By Brian Kaufman
I’m pretty old.
Time is relative. Suppose you bought a car in 1995. You can register it as a classic. Yet a 25-year-old person would hardly be considered an antique. The modern age of baseball started in 1900. The modern age of philosophy began with René Descartes in the seventeenth century.
So, it’s all up for debate, except for me. I’m old.
Old enough, in fact, that a story drawing on my teen years could be considered historical fiction.
My novel, Sins in Blue, is a historical novel with two timelines. The story follows a blues guitarist playing in Mississippi and Chicago during the Depression Era, and later, working in a laundry in 1969 Fort Collins. I approached research for those two timelines in entirely different ways.
For my Great Depression scenes, I used standard research techniques. I devoured primary sources, along with some targeted secondary sources. I collected old photos and listened to a thousand records. I immersed myself in the world of jukes and nightclubs. When I wrote about my bluesman, Willie Johnson, I knew much more about him and his surroundings than I needed for my short novel. I could picture everything.
As for older (and not necessarily wiser) Willie, I relied almost entirely (at first) on memories.
My family moved from Cleveland, Ohio, to Fort Collins, Colorado, in 1969. I experienced some of the events in the book. The places where Willie eats were places where I ate. I saw Fort Collins when it was a “dry town.” I went to CSU during the Cambodia invasion during the Viet Nam War. I helped haul hoses when “Old Main” burned down.
But as I note in the novel’s afterword, “memory is a foggy liar.” My fact-checking confounded my remembered version again and again. A favorite restaurant wasn’t located where I remembered.

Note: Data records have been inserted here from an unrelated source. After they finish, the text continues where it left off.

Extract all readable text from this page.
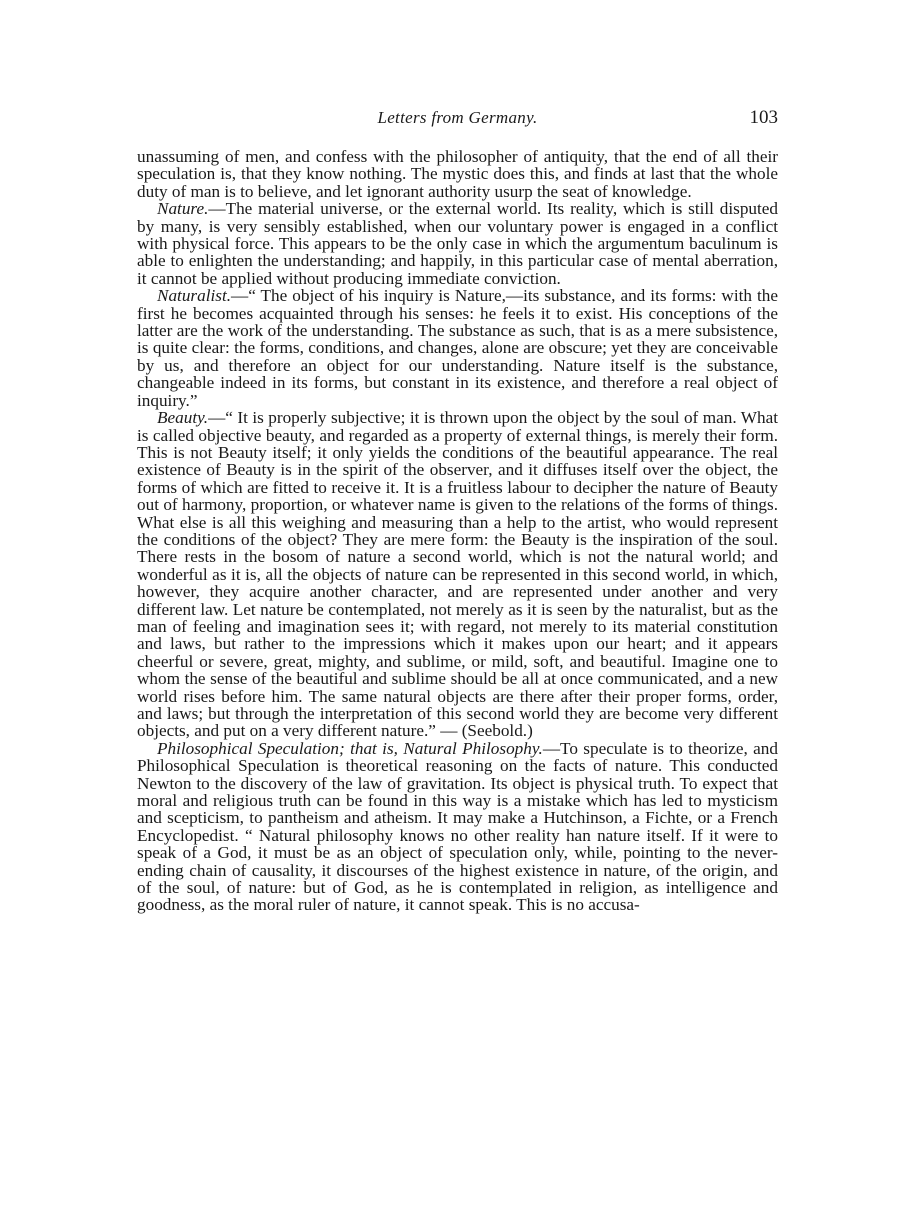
Letters from Germany.	103

unassuming of men, and confess with the philosopher of antiquity, that the end of all their speculation is, that they know nothing. The mystic does this, and finds at last that the whole duty of man is to believe, and let ignorant authority usurp the seat of knowledge.

Nature.—The material universe, or the external world. Its reality, which is still disputed by many, is very sensibly established, when our voluntary power is engaged in a conflict with physical force. This appears to be the only case in which the argumentum baculinum is able to enlighten the understanding; and happily, in this particular case of mental aberration, it cannot be applied without producing immediate conviction.

Naturalist.—“ The object of his inquiry is Nature,—its substance, and its forms: with the first he becomes acquainted through his senses: he feels it to exist. His conceptions of the latter are the work of the understanding. The substance as such, that is as a mere subsistence, is quite clear: the forms, conditions, and changes, alone are obscure; yet they are conceivable by us, and therefore an object for our understanding. Nature itself is the substance, changeable indeed in its forms, but constant in its existence, and therefore a real object of inquiry.”

Beauty.—“ It is properly subjective; it is thrown upon the object by the soul of man. What is called objective beauty, and regarded as a property of external things, is merely their form. This is not Beauty itself; it only yields the conditions of the beautiful appearance. The real existence of Beauty is in the spirit of the observer, and it diffuses itself over the object, the forms of which are fitted to receive it. It is a fruitless labour to decipher the nature of Beauty out of harmony, proportion, or whatever name is given to the relations of the forms of things. What else is all this weighing and measuring than a help to the artist, who would represent the conditions of the object? They are mere form: the Beauty is the inspiration of the soul. There rests in the bosom of nature a second world, which is not the natural world; and wonderful as it is, all the objects of nature can be represented in this second world, in which, however, they acquire another character, and are represented under another and very different law. Let nature be contemplated, not merely as it is seen by the naturalist, but as the man of feeling and imagination sees it; with regard, not merely to its material constitution and laws, but rather to the impressions which it makes upon our heart; and it appears cheerful or severe, great, mighty, and sublime, or mild, soft, and beautiful. Imagine one to whom the sense of the beautiful and sublime should be all at once communicated, and a new world rises before him. The same natural objects are there after their proper forms, order, and laws; but through the interpretation of this second world they are become very different objects, and put on a very different nature.” — (Seebold.)

Philosophical Speculation; that is, Natural Philosophy.—To speculate is to theorize, and Philosophical Speculation is theoretical reasoning on the facts of nature. This conducted Newton to the discovery of the law of gravitation. Its object is physical truth. To expect that moral and religious truth can be found in this way is a mistake which has led to mysticism and scepticism, to pantheism and atheism. It may make a Hutchinson, a Fichte, or a French Encyclopedist. “ Natural philosophy knows no other reality han nature itself. If it were to speak of a God, it must be as an object of speculation only, while, pointing to the never-ending chain of causality, it discourses of the highest existence in nature, of the origin, and of the soul, of nature: but of God, as he is contemplated in religion, as intelligence and goodness, as the moral ruler of nature, it cannot speak. This is no accusa-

One of the buildings on the CSU campus had yet to be built.
My very different research processes ended up with the same elements, but the syntax was reversed. For my 1960s scenes, I started with a picture in my head. For the Mississippi scenes in the 1930s, I did painstaking research until I’d built an image.

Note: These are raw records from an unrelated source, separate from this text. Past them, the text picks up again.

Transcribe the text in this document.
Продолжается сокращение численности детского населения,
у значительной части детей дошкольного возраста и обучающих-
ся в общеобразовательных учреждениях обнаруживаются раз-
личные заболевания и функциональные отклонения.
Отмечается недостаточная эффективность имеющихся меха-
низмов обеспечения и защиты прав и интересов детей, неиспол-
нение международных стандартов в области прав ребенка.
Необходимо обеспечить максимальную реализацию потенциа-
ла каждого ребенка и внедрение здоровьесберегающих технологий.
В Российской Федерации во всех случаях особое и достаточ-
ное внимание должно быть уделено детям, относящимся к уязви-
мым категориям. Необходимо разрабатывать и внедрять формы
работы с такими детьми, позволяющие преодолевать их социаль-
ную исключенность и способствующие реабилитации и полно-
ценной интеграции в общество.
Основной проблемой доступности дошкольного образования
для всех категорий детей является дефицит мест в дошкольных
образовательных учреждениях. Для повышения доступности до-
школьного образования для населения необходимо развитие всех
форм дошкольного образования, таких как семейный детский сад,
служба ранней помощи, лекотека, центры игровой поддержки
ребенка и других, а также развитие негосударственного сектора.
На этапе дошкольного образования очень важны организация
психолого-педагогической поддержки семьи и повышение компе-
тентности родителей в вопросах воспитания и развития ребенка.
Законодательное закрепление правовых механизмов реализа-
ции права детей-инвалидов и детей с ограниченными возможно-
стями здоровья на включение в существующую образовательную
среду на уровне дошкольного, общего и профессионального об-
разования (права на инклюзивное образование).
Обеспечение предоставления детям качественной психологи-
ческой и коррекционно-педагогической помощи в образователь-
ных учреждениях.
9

Do the passages read differently? I don’t think so.
I’m told that some sculptors chip away until the statue is revealed. Others build up from nothing with clay (for example), adding until the sculpture is fleshed out. Either way, I suspect the real work comes in finishing (editing) the work.
The takeaway for writers is that the exact process isn’t as crucial as the polishing (and perhaps that end goal of a clear mental picture). By visiting and revisiting the pages, my novel’s overall voice became magically consistent. It’s that editing thing.
The editor on your shoulder has a purpose—to help you give continuity to a story that may span decades and took you a year (or years) to write.